Thomas Jefferson Papers
Documents filtered by: Recipient="Pinckney, Thomas" AND Period="Washington Presidency"
sorted by: relevance

From Thomas Jefferson to Thomas Pinckney, 27 November 1793

To Thomas Pinckney

Germantown Nov. 27. 1793.

Dear Sir

My last letters to you were of the 11th. and 14th. of Sep. since which I have received yours of July 5. 8. Aug. 1. 15. 27. 28. The fever which at that time had given alarm in Philadelphia, became afterwards far more destructive than had been apprehended, and continued much longer, from the uncommon drought and warmth of the autumn. On the 1st. day of this month the President and heads of the departments assembled here. On that day also began the first rains which had fallen for some months. They were copious, and from that moment the infection ceased, no new subject took it, and those before infected either died or got well, so that the disease terminated most suddenly. The inhabitants who had left the city, are now all returned, and business going on again as briskly as ever. The President will be established there in about a week: at which time Congress is to meet.

Our negociations with the NorthWestern Indians have completely failed, so that war must settle our difference. We expected nothing else, and had gone into the negociations only to prove to all our citizens that peace was unattainable on terms which any one of them would admit.

You have probably heard of a great misunderstanding between Mr. Genet and us. On the meeting of Congress it will be made public. But as the details of it are lengthy, I must refer for them to my next letter when possibly I may be able to send you the whole correspondence in print. We have kept it merely personal, convinced his nation will disapprove him. To them we have with the utmost assiduity given every proof of inviolate attachment. We wish to hear from you on the subject of M. de la Fayette, tho we know that circumstances do not admit sanguine hopes.

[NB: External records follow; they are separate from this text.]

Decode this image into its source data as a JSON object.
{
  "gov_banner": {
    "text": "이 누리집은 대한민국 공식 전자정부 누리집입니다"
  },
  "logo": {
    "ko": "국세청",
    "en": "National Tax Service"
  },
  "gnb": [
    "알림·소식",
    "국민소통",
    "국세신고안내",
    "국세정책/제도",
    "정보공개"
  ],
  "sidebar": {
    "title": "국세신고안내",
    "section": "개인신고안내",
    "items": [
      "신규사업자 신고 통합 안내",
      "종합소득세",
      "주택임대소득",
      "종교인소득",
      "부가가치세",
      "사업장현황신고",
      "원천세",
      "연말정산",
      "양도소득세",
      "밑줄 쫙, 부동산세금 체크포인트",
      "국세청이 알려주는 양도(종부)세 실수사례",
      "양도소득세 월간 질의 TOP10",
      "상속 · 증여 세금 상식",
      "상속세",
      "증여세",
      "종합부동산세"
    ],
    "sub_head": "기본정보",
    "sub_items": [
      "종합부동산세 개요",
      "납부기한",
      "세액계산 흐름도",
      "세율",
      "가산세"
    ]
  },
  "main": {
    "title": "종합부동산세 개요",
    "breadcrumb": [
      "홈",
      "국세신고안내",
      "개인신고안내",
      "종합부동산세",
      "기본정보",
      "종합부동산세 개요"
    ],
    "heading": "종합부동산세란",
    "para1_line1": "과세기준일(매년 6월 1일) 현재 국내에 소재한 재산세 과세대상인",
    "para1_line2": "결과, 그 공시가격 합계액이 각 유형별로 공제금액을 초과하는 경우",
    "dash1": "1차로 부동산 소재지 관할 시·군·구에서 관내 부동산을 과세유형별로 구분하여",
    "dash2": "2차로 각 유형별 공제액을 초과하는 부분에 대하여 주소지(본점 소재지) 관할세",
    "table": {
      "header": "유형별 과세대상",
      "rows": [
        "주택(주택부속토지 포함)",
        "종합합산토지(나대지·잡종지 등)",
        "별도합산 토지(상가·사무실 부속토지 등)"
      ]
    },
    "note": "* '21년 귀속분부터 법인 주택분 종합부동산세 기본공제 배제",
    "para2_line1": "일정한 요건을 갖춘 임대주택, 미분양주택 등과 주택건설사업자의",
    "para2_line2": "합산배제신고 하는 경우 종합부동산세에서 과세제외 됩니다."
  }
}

The copper by the Pigou, and the Mohawk is received. Our coinage of silver has been delayed by Mr. Coxe’s inability to give the security required by law.

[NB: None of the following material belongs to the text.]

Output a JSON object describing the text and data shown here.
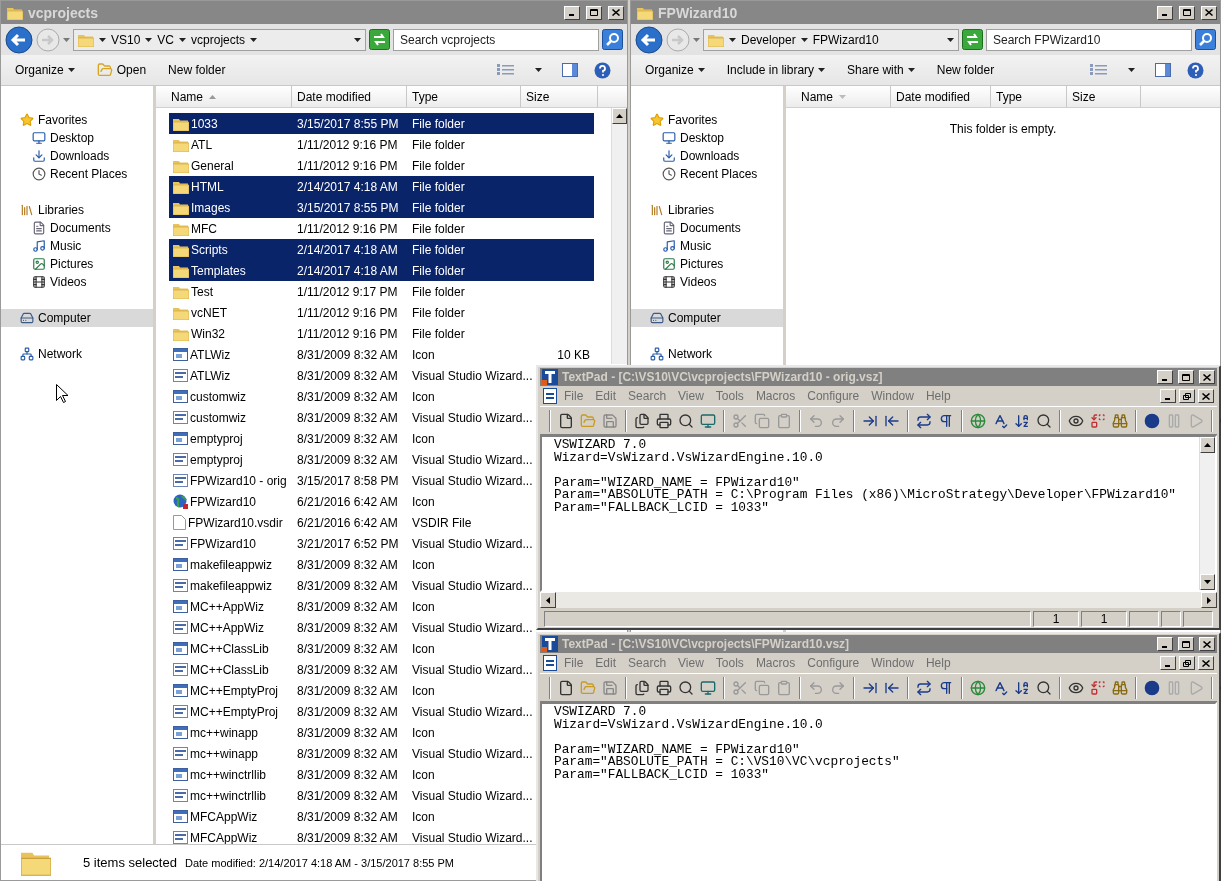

I shall write to you again immediately after the meeting of Congress. I have the honor to be with sentiments of great esteem & respect Dear Sir Your friend & servt

Th: Jefferson

RC (Gilder Lehrman Collection, on deposit NNP); at foot of first page: “Mr. Pinckney”; endorsed by Pinckney. PrC (DLC). FC (Lb in DNA: RG 59, DCI). Tr (ViW); 19th-century copy; lacks name of signatory.